Suppose, instead, that John sells his 40% profits and capital interest in Partnership Z to Kelly on 1/1/14 and Tom sells his 15% profits and capital interest to Nicole on 8/31/14. As a result of Tom’s sale, Partnership technically terminates on 8/31/14 for tax purposes because 50% or more of the profits and capital of Partnership was sold within a 12-month period.

There are some issues to consider if a partnership has a technical termination:

  • The final year for the terminated partnership ends on the date of termination. The final return for the terminated partnership is due on the 15th day of the 4th month from the date of termination.
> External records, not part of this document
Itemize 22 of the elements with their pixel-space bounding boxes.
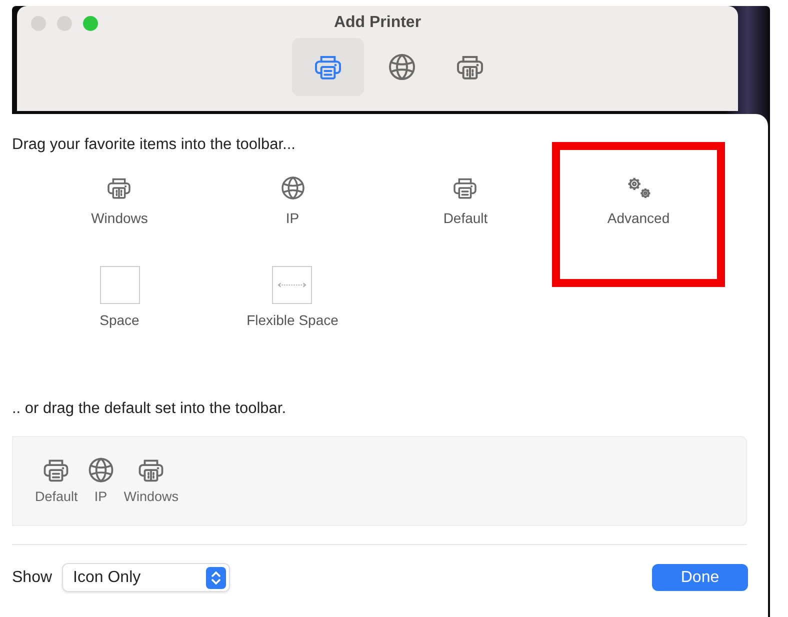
done-button[interactable]: Done [652,564,748,591]
item-label: IP [94,489,108,504]
item-label: Default [35,489,78,504]
show-select[interactable]: Icon Only [62,563,230,592]
item-label: Windows [124,489,179,504]
window-control-button[interactable] [83,16,98,31]
palette-item[interactable]: Advanced [607,174,670,226]
palette-item[interactable]: Flexible Space [246,266,338,328]
stepper-icon [206,566,226,588]
globe-icon [278,174,306,202]
space-icon [100,266,140,304]
window-title: Add Printer [334,14,422,32]
palette-item[interactable]: Default [443,174,488,226]
palette-item[interactable]: Space [100,266,140,328]
flexible-space-icon [272,266,312,304]
show-label: Show [12,568,52,586]
section-heading: Drag your favorite items into the toolbar... [12,136,296,154]
section-heading: .. or drag the default set into the toolbar. [12,400,288,418]
toolbar-button[interactable] [292,38,364,96]
palette-item[interactable]: IP [278,174,306,226]
default-set-panel[interactable]: Default IP Windows [12,436,747,526]
palette-item[interactable]: Windows [91,174,148,226]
Note that the “new” partnership uses the same EIN as the terminated partnership. It is important to keep track of sales and exchanges of interests in the partnership in order to ensure that a tax filing deadline will not be missed if there is a technical termination during the year.
  • Potential tax year-end change. A partnership generally may not have a taxable year other than the majority interest taxable year, which is defined as the taxable year (if any) which, on each testing day, constituted the taxable year of one or more partners having (on such day) an aggregate interest in partnership profits and capital of more than 50%. Given that a technical termination results from a sale or exchange of an interest in the partnership, the “new” partnership may be required to change its year end if, for example, the terminated partnership is on a calendar year and the transferee partner, who is a majority partner, has a fiscal year end of 6/30.
  • New elections must be made. Tax elections made by the terminated partnership are not applicable to the “new” partnership. As a result, the following elections may need to be made again by the “new” partnership: accounting method, inventory methods, and a Section 754 election.
  • Restart of depreciation. The “new” partnership computes depreciation on property held by the terminated partnership as if the property was newly acquired by the “new” partnership. For example if a 15-year property held by the terminated partnership is in its 15th year of depreciation, the “new” partnership will now have to depreciate the remaining basis over 15 years.
  • Treatment of start-up and organizational expenses. If the terminated partnership had elected to amortize its start-up expenditures or organizational expenses, the “new” partnership must continue to amortize these expenditures over the remaining portion of the amortization period. (Note that this rule only applies to partnerships that had a technical termination after 12/9/13.)
  • Reliance on private letter rulings. Generally, the “new” partnership may not rely on any private letter rulings obtained by the terminated partnership. The “new” partnership will have to obtain new private letter rulings, if applicable.
  • Tiered partnership technical terminations. A technical termination of an upper-tier partnership could cause a technical termination at a lower-tier partnership. For example, if Partnership A owns 50% or more of the profits and capital of Partnership B and Partnership A has a technical termination, then Partnership B will also have a technical termination.

There are significant consequences to partners (and LLC members) upon the transfers of ownership interests. The rules must be kept in mind as these entities grow and seek additional investors.